The peak of this stupendous form was mid-2015 through to mid-2016, when Djokovic held all four grand slam titles at once heading into the 2016 Wimbledon Championships. Earlier this year in the Wimbledon final, Djokovic saved two championship points to beat Federer in a five-set thriller that lasted just three minutes shy of five hours, making it the longest Wimbledon final of the modern era and the first grand slam to be decided by a final set tiebreak.
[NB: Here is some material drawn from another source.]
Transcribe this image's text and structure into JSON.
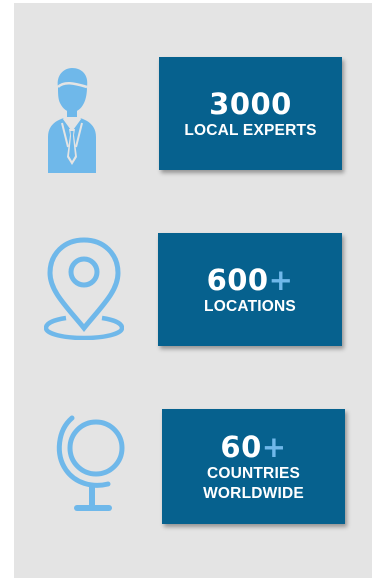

Unlike Federer in the previous decade though, the spoils have been more evenly shared. It hasn't been all about Djokovic. Federer and Nadal added five and 13 grand slam titles respectively to their overall haul. The Spaniard ended the decade as the world's best player and clinched his 12th Roland Garros when seeing off Thiem earlier this year as Djokovic's form tailored off slightly in the last 12 months.
Federer is still at the top of the mountain with his 20 grand slam titles, compared to Nadal's 19 and Djokovic's 16 in total. The questions remains: who will have the most when it's all said and done?
It all means that the perception of the men's game is in an odd place: should fans embrace and appreciate the same three players dominating proceedings more often than not or is there cause for concern for the future of the game? The only men to have won a grand slam in the last decade besides the Big Three are Murray (as mentioned above), Wawrinka (2014 Australian Open; 2015 French Open; 2016 US Open) and Marin Čilić (2014 US Open).
On the bright side, the end of the decade coincided with an influx of superb new talent which outshone the Big Three on the odd occasion. Add to that genuine entertainers in Nick Kyrgios, Félix Auger-Aliassime, Gaël Monfils and Kei Nishikori, and the game is in good stead.
One thing is for certain: in ten years' time, we will be looking at a new top three in the world and we'll finally find out if Serena did indeed catch Court.